An incredibly important part of early childhood development is parents reading stories to their children. An important part of this act is to make sure that your children are mirrored in the stories, which means making sure the characters in the stories look like them. For little girls, this means reading stories that showcase girls and women, and not just princesses who get saved by a knight in shining armor. In order to raise the next generation of women as strong, independent women who can make their own decisions and follow their dreams, it is our duty as parents to ensure they have good role models, not only in real life, but in their fictional realities as well.
Paper Bag Princess, written by Robert N. Munsch, illustrated by Michael Martchenko
This timeless tale follows the story of Elizabeth, a princess who is set to marry Prince Ronald. After a dragon destroys her castle (including all of her clothing) and makes off with her fiancé, she dons a paper bag as a dress and embarks on a quest to save her prince. Her cunning and quick wit come in handy during this tale of perseverance and self-actualization.

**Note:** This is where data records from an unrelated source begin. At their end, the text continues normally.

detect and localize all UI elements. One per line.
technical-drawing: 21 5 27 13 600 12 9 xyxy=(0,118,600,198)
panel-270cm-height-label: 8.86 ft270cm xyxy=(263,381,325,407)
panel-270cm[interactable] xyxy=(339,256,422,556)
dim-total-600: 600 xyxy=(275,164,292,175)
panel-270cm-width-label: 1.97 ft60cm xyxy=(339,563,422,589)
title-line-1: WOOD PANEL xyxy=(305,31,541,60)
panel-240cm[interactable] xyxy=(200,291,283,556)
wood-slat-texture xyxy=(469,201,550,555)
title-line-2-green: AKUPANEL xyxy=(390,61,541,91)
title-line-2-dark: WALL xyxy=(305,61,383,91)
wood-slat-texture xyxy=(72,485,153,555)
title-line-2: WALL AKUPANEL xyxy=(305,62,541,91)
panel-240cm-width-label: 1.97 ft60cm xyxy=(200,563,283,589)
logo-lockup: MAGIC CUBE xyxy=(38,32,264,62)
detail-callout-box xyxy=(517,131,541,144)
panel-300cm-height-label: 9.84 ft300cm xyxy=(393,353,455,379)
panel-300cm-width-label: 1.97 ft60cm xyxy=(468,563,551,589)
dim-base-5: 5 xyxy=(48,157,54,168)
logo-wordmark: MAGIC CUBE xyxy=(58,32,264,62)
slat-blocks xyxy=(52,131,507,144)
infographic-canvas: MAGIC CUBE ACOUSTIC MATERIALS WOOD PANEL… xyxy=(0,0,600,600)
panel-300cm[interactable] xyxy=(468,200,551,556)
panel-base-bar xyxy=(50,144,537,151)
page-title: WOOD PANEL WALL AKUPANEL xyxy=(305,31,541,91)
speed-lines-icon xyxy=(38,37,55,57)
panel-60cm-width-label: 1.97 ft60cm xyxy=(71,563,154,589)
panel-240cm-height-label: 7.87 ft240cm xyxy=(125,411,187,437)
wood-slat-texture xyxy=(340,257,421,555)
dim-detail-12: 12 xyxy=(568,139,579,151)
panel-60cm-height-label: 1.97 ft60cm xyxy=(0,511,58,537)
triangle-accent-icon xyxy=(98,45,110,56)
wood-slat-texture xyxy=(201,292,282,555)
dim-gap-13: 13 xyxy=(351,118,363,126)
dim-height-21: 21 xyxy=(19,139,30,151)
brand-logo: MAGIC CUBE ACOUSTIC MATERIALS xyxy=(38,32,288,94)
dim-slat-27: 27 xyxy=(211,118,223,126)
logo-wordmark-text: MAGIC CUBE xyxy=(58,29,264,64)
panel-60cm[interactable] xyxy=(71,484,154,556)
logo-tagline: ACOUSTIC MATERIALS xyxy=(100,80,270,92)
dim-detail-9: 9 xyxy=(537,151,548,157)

Lily Brown’s Paintings, written by Angela Johnson, illustrated by E.B. Lewis
Lily Brown is a young girl who lives with her mama, daddy, and baby brother and escapes into her paintings. She shows us how to be truly imaginative with our artistic ability, and her imaginative fantasies not only bring readers into a wonderful narrative, it shows them how to harness this imagination themselves.
The Most Magnificent Thing, written and illustrated by Ashley Spires
This is the story of a regular girl and her canine best friend who spend a day on the sidewalk in front of their city home trying to invent a “most magnificent thing.” Through her many inventions that aren’t quite right, and her increasing moodiness around the evolution of these inventions, readers are taught about persistence as well as the benefits of taking brain breaks.
This is Sadie,written by Sara O’Leary and illustrated by Julie Morstad
Sadie uses her imagination in this story to show us many worlds, which she can explore by turning to books. She teaches the reader that you can have many friends, both in real life as well as books, because they are as real as you perceive them to be.
Sheila Rae, The Brave,written and illustrated by Kevin Henkes
Sheila Rae is very, very brave, but her sister Louise is not. When Sheila Rae watches thunder and lightning, Louise closes her eyes and covers her ears. When Sheila Rae steps on cracks on the sidewalk, Louise skips over them. This is the story of these two sisters who are very different, but in a time of need come together to help each other learn how to be brave.
Ada Twist, Scientist,written by Andrea Beaty and illustrated by David Roberts
Written by the author of Iggy Peck, Architect and Rosie Revere, Engineer, this book shatters stereotypes of what typical girls like to do and shows us about the hard work and creativity of a smart girl who wants the answers to life’s questions. This story also teaches us that all children learn and think differently, which is something we should encourage and work towards.
I Am Rosa Parks, written by Brad Meltzer and illustrated by Chris Eliopoulos
Follow Rosa Parks in this book, written and illustrated as if she is still a child, as she explains the historical context and motives around her refusal to move to the back of a segregated bus. This book is part of a series called the “Ordinary People Change the World” series, which teaches children about famous historical figures. Other subjects of this series include Sonia Sotomayor, Harriet Tubman, and Jane Goodall, among others.